Advances in Microbial Physiology
- Discipline: Microbiology
- Language: English
- Edited by: Robert K. Poole and David J. Kelly

Publication details
- History: 1967—present
- Publisher: Academic Press
- Frequency: Biannually
- Impact factor: 4.731 (2021)

Standard abbreviations
- ISO 4: Adv. Microb. Physiol.

Indexing
- CODEN: AMIPB2
- ISSN: 0065-2911
- LCCN: 67-19850
- OCLC no.: 01461218

Links
- Journal homepage;

= Advances in Microbial Physiology =

Advances in Microbial Physiology is a biannual peer-reviewed scientific journal covering microbiology. It was established in 1967 and is published by Academic Press. The founding editors-in-chief were Anthony H. Rose and John Frome Wilkinson; the current editors are Robert K. Poole and David J. Kelly (University of Sheffield). Each issue is also published as a book with a separate ISBN. The articles are reviews covering all aspects of microbial physiology in its broadest sense, i.e. how microbes "work" and include coverage of bacteria, archaea, fungi and algae.
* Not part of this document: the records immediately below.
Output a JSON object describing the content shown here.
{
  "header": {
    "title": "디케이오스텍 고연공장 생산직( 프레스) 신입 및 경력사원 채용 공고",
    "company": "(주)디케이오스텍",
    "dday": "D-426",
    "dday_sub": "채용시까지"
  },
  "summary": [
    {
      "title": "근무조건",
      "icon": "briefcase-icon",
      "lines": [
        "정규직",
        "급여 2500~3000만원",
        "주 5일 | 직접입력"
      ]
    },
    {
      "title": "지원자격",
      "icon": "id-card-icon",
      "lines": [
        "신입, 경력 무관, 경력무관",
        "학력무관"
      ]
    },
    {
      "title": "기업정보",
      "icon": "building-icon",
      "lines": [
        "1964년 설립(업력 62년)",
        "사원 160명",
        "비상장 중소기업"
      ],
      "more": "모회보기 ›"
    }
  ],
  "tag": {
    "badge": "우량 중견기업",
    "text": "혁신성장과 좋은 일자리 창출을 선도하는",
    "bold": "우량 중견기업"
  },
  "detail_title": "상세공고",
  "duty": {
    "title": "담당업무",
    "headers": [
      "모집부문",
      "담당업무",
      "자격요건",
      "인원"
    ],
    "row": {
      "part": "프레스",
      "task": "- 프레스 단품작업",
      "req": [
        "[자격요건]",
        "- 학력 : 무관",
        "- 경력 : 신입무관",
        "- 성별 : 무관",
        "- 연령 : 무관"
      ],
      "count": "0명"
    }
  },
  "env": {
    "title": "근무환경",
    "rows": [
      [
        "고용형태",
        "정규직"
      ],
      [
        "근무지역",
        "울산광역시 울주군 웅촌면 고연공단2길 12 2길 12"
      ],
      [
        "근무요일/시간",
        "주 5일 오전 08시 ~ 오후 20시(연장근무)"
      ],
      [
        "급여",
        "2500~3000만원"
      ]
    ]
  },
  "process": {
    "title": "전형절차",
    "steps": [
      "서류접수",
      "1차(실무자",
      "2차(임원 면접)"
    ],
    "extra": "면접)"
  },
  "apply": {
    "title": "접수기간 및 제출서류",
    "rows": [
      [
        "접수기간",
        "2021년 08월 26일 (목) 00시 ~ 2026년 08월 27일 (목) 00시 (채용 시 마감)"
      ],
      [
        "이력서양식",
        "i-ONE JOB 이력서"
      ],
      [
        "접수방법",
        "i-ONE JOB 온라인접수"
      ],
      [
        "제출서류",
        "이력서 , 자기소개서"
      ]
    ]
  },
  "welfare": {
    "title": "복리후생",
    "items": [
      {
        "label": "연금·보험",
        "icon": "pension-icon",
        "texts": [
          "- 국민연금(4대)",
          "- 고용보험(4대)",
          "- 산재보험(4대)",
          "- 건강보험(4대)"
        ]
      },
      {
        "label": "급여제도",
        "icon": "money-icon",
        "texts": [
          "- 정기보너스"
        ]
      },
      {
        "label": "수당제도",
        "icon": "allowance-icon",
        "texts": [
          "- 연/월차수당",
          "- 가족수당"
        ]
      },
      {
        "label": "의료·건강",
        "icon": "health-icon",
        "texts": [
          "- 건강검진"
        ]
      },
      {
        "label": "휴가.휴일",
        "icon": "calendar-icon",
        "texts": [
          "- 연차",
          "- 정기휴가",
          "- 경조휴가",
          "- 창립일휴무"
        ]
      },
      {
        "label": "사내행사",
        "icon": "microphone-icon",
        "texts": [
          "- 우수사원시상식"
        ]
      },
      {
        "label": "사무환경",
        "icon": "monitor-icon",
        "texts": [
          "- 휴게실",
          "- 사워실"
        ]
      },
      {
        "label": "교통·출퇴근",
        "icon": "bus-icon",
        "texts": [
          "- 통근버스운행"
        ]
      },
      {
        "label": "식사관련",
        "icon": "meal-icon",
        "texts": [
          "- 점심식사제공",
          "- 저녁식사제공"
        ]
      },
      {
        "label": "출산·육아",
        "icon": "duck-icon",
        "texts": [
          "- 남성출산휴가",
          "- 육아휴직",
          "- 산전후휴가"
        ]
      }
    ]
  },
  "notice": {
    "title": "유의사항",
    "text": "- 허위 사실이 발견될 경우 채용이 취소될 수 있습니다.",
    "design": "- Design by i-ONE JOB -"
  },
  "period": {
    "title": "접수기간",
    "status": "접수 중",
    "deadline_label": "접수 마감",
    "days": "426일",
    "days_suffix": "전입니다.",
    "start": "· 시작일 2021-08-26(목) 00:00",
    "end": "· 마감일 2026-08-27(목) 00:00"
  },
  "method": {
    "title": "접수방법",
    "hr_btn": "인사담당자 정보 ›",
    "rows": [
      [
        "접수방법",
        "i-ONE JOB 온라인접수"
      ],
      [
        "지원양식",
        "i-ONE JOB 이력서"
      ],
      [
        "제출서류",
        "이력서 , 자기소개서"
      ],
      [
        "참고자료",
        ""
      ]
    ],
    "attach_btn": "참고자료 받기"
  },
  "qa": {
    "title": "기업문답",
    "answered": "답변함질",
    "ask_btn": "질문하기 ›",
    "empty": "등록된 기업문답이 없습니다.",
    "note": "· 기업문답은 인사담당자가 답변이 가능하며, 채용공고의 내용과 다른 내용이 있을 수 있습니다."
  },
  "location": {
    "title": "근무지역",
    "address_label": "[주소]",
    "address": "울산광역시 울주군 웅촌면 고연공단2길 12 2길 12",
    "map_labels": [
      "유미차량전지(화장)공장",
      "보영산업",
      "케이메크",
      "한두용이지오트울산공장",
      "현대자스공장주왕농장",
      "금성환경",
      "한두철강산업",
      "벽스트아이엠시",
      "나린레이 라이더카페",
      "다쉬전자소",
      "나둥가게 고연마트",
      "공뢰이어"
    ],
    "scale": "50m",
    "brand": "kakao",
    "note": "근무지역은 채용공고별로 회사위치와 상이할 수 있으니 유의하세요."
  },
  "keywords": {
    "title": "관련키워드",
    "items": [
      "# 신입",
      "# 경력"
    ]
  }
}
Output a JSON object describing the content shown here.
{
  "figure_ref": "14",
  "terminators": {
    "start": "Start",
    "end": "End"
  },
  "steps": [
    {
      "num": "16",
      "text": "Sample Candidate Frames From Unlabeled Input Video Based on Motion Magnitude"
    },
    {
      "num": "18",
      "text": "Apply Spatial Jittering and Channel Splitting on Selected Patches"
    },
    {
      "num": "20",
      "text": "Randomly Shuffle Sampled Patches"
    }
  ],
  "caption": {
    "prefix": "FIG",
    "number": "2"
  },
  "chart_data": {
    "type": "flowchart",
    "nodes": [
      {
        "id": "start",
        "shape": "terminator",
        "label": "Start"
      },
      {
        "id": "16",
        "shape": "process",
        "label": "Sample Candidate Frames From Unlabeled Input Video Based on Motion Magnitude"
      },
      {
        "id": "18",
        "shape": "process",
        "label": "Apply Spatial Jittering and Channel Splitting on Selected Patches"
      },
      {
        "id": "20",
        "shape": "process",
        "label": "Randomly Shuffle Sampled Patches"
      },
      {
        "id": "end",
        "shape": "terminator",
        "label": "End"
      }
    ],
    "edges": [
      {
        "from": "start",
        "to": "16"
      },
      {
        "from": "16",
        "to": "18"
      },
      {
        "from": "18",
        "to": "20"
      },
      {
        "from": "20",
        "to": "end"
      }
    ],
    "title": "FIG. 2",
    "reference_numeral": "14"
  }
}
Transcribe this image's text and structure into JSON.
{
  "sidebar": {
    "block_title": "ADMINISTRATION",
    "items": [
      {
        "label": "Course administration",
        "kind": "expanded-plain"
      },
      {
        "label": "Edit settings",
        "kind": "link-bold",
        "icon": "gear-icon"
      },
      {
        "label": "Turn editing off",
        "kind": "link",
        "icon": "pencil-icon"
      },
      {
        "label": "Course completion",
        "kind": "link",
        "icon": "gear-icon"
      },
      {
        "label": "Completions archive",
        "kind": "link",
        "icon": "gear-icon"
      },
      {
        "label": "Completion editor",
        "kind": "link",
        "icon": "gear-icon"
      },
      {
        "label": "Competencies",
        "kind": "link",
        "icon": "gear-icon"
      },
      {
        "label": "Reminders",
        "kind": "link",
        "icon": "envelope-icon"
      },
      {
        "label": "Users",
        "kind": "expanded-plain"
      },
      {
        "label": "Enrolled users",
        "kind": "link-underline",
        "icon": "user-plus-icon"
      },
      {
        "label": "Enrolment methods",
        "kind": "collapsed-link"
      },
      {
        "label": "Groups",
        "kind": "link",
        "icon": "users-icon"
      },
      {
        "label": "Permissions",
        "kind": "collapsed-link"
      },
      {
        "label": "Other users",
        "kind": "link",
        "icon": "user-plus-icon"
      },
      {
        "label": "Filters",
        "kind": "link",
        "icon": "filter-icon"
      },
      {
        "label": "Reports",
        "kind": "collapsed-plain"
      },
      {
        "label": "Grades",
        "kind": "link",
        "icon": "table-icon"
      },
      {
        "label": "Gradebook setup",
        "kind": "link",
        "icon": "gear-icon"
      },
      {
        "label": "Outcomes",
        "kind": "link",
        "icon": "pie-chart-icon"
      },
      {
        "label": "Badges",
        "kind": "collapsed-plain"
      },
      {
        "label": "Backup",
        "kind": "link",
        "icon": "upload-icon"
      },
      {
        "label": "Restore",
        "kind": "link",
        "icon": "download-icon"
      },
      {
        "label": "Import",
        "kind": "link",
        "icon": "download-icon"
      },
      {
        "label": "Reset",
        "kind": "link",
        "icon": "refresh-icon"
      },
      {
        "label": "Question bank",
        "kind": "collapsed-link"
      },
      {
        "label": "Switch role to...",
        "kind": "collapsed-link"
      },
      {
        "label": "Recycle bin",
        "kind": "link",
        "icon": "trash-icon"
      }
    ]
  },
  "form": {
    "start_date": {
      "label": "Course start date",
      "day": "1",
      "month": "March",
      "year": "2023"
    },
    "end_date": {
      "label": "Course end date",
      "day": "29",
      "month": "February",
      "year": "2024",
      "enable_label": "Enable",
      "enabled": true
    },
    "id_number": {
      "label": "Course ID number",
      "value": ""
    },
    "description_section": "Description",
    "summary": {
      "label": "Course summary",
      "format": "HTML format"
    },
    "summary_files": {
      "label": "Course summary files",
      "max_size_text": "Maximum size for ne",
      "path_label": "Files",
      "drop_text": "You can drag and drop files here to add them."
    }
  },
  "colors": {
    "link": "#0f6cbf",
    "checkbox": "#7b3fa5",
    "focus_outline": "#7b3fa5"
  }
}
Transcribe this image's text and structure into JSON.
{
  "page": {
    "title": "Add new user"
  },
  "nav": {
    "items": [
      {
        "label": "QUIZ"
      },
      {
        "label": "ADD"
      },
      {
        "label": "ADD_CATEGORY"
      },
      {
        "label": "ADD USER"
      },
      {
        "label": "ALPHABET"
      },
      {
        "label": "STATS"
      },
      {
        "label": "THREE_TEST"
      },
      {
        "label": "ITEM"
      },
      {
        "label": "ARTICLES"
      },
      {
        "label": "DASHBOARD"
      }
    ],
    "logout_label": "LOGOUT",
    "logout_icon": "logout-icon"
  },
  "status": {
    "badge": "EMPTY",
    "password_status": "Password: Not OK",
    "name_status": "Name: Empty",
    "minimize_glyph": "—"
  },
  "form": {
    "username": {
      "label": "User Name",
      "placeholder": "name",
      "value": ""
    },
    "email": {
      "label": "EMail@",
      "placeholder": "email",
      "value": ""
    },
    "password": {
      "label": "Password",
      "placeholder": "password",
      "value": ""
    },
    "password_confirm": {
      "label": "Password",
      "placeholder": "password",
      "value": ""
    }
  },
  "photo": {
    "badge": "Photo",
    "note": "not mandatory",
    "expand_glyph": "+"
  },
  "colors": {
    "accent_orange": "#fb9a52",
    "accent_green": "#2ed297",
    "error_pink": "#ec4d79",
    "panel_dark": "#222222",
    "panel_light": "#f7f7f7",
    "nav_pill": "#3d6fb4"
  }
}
Reviews are usually solicited from authors by invitation from the editors.

== Abstracting and indexing ==
The journal is abstracted and indexed, for example, in:

- Index Medicus/MEDLINE/PubMed,
- Chemical Abstracts Service
- Science Citation Index
- Scopus
- BIOSIS Previews

According to the Journal Citation Reports, the journal has a 2021 impact factor of 4.731.